Zu Recht hat das Bundesverwaltungsgericht in dem genannten Beschluss betont, dass diese Besonderheiten der deutschen Verwaltungsorganisation im Bereich des Dublin-Verfahrens die seitens des EuGH vorgenommene verbindliche Auslegung des unionsrechtlichen Rechtsbegriffs »flüchtig« nicht beeinflussen können. Der ersuchende Mitgliedstaat – hier also die Bundesrepublik Deutschland – sei vielmehr als Ganzes in den Blick zu nehmen, auf seine auf seinem föderalen Staatsaufbau folgende Verwaltungsbinnenorganisation könne es aus Sicht der einheitlich auszulegenden unionsrechtlichen Regelungen nicht ankommen:
Die Evangelische Kirche in Deutschland verlangt vor diesem Hintergrund, dass das BAMF seine – jetzt offenkundig – rechtswidrige Praxis einstellen muss.

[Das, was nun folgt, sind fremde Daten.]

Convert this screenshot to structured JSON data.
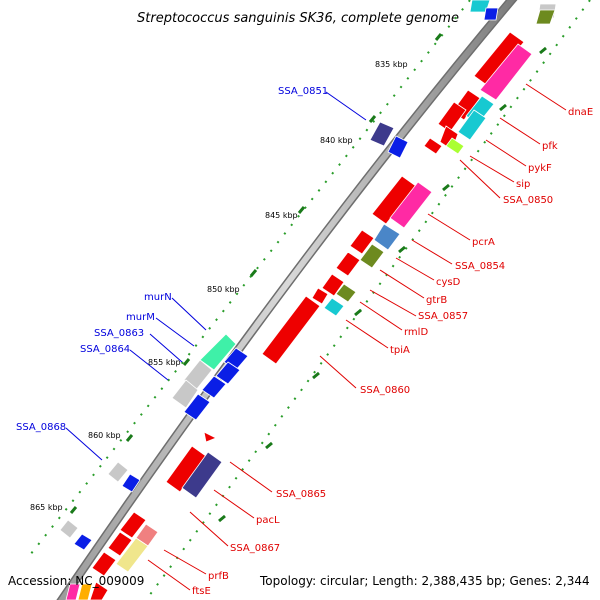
{
  "title": "Streptococcus sanguinis SK36, complete genome",
  "footer": {
    "accession": "Accession: NC_009009",
    "summary": "Topology: circular; Length: 2,388,435 bp; Genes: 2,344"
  },
  "scale_labels": [
    "835 kbp",
    "840 kbp",
    "845 kbp",
    "850 kbp",
    "855 kbp",
    "860 kbp",
    "865 kbp"
  ],
  "gene_labels_right": [
    "dnaE",
    "pfk",
    "pykF",
    "sip",
    "SSA_0850",
    "pcrA",
    "SSA_0854",
    "cysD",
    "gtrB",
    "SSA_0857",
    "rmlD",
    "tpiA",
    "SSA_0860",
    "SSA_0865",
    "pacL",
    "SSA_0867",
    "prfB",
    "ftsE"
  ],
  "gene_labels_left": [
    "SSA_0851",
    "murN",
    "murM",
    "SSA_0863",
    "SSA_0864",
    "SSA_0868"
  ],
  "colors": {
    "red": "#ee0000",
    "magenta": "#ff2aa4",
    "cyan": "#17c9d1",
    "lime": "#aaff33",
    "olive": "#6d8a1f",
    "steelblue": "#4a86c8",
    "navy": "#3d3a8c",
    "blue": "#0a1ee6",
    "gray": "#c8c8c8",
    "mint": "#3ff0a8",
    "khaki": "#f0e68c",
    "pink": "#f08080",
    "backbone": "#7a7a7a",
    "label_red": "#e00000",
    "label_blue": "#0000dd"
  }
}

»Das Verhalten der für die Durchführung der Überstellung zuständigen Landesbehörden fällt deshalb in diesem Zusammenhang offensichtlich nicht in die Verantwortungssphäre des Asylbewerbers oder des zuständigen Mitgliedstaats, sondern in die der staatlich verfassten öffentlichen Gewalt in der Bundesrepublik Deutschland insgesamt und ist damit auch der Beklagten zuzurechnen«.

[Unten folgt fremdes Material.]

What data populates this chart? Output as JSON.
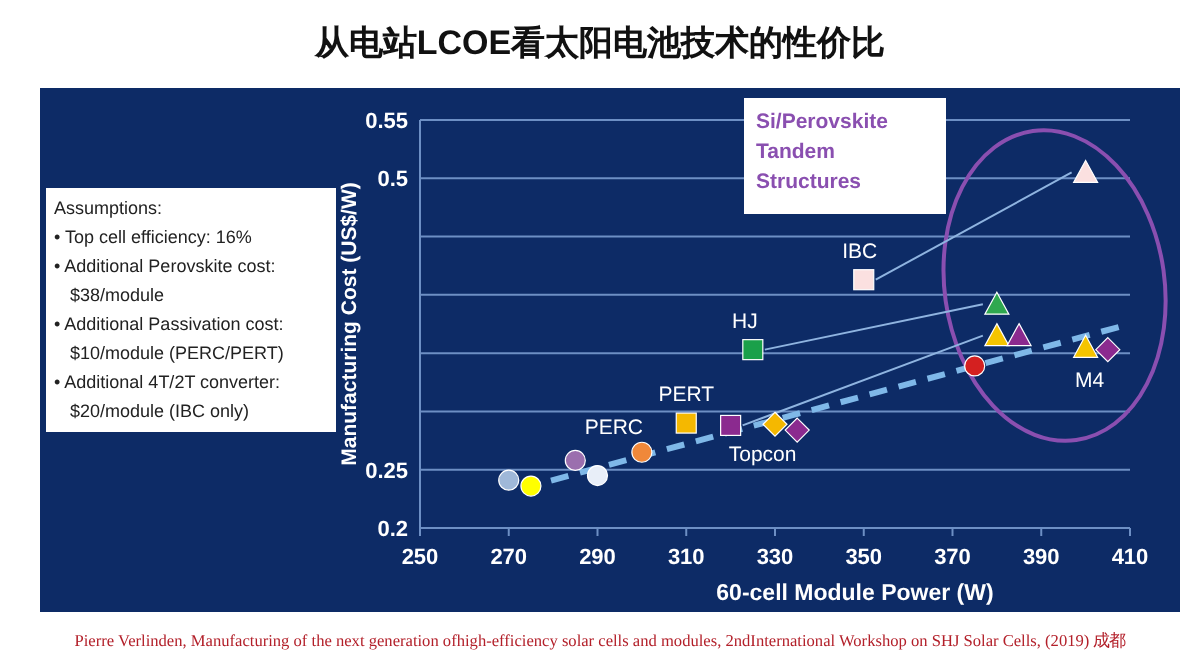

Verlängerung der Dublin-Fristen bei Kirchenasyl muss der Vergangenheit angehören
Ein Auseinanderfallen der Zuständigkeit für die Durchführung des Asyl- bzw. Dublin-Verfahrens einerseits und dem Vollzug der auf einem Dublin-Bescheid basierenden Abschiebung andererseits kann ergo nichts daran ändern, dass eine Person im offenen Kirchenasyl entsprechend der oben zitierten Rechtsprechung des EuGH nicht »flüchtig« ist. Das gilt nach dem Beschluss des Bundesverwaltungsgerichts selbst dann, wenn das BAMF eine zwangsweise Durchsetzung der Überstellung aus dem Kirchenasyl gegenüber der jeweils für die Abschiebung zuständigen Ausländerbehörde befürwortet.
Es ist davon auszugehen, dass sich auch jene Gerichte, die bislang noch von einem »Flüchtigsein« in Fällen von offenem Kirchenasyl ausgegangen sind, nunmehr an der Entscheidung des Bundesverwaltungsgerichts orientieren. Damit sollte die Verlängerung der Überstellungsfrist auf 18 Monate nun der Vergangenheit angehören.
Die Evangelische Kirche in Deutschland (EKD) verlangt vor diesem Hintergrund, dass das BAMF seine – jetzt offenkundig – rechtswidrige Praxis einstellen muss. PRO ASYL schließt sich dieser Forderung an.
UPDATE: Am 13.01.2021 hat das BAMF der Forderung von PRO ASYL entsprechend endlich erklärt, in Fällen des offenen Kirchenasyls künftig nicht mehr regelmäßig von einer Verlängerung der Überstellungsfrist von 6 auf 18 Monate auszugehen.